Comma Separated Values (CSV) is also supported. Let's see an example::

table { "name", "age", "sex"; }
loadcsv "employee1.csv";

Here is the content of employee1.csv::

"John","30","male"
"Alice","18","female"

Note that the order of the column must be the same as the column definition in the table. If you would like to reorder the columns, you can specify the column order::

table { "sex", "age", "name"; }
loadcsv "employee1.csv" 2,1,0;

You can use -1 for a blank column::

table { "sex", "blank", "name"; }
loadcsv "employee1.csv" 2,-1,0;

When the first line of the input CSV file is a header, give withheader::

table { "sex", "age", "name"; }
loadcsv "employee1.csv" 2,1,0 withheader;

then you can skip the first line.

Miscellanous

You can use non-ASCII characters.
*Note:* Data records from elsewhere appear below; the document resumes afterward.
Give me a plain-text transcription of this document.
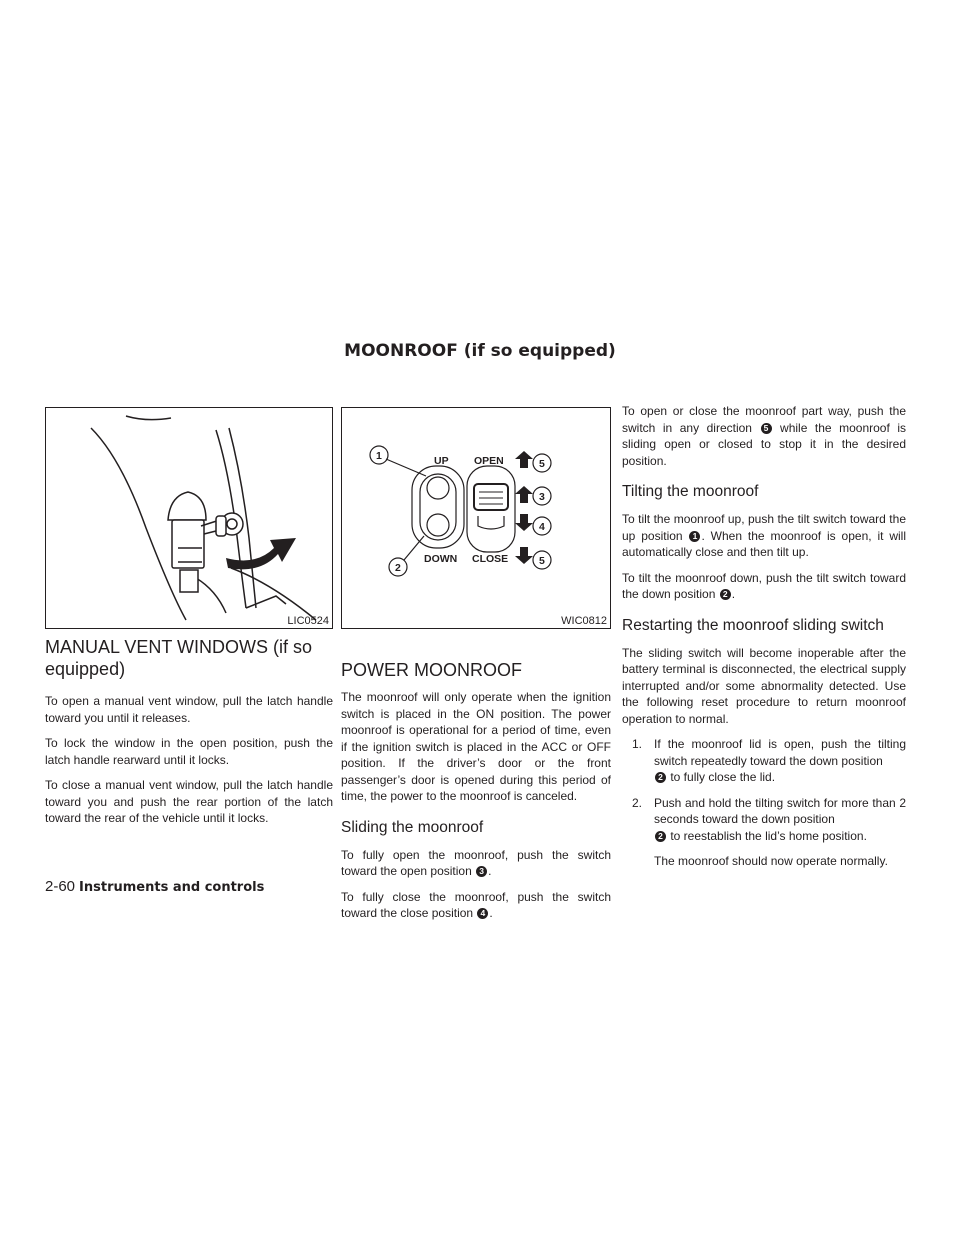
MOONROOF (if so equipped)
LIC0524
UP OPEN
DOWN CLOSE
1
2
5
3
4
5
WIC0812
MANUAL VENT WINDOWS (if so equipped)

To open a manual vent window, pull the latch handle toward you until it releases.

To lock the window in the open position, push the latch handle rearward until it locks.

To close a manual vent window, pull the latch handle toward you and push the rear portion of the latch toward the rear of the vehicle until it locks.

POWER MOONROOF

The moonroof will only operate when the ignition switch is placed in the ON position. The power moonroof is operational for a period of time, even if the ignition switch is placed in the ACC or OFF position. If the driver’s door or the front passenger’s door is opened during this period of time, the power to the moonroof is canceled.

Sliding the moonroof

To fully open the moonroof, push the switch toward the open position 3 .

To fully close the moonroof, push the switch toward the close position 4 .

To open or close the moonroof part way, push the switch in any direction 5 while the moonroof is sliding open or closed to stop it in the desired position.

Tilting the moonroof

To tilt the moonroof up, push the tilt switch toward the up position 1 . When the moonroof is open, it will automatically close and then tilt up.

To tilt the moonroof down, push the tilt switch toward the down position 2 .

Restarting the moonroof sliding switch

The sliding switch will become inoperable after the battery terminal is disconnected, the electrical supply interrupted and/or some abnormality detected. Use the following reset procedure to return moonroof operation to normal.

1. If the moonroof lid is open, push the tilting switch repeatedly toward the down position
2 to fully close the lid.
2. Push and hold the tilting switch for more than 2 seconds toward the down position
2 to reestablish the lid’s home position.

The moonroof should now operate normally.

2-60 Instruments and controls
UTF-8 is the only supported coding.

Changelog

2016/05/26 FIX: work with newer pyparsing/openpyxl packages. 2013/06/05 FIX: attributes did not show up when the table caption is specified. 2013/06/05 ADD: better document on cell styles. 2013/05/24 Initial upload to PyPI

Note

Suggestions and comments are welcome.

License

Modified BSD License.

Author

Masahiro Kasahara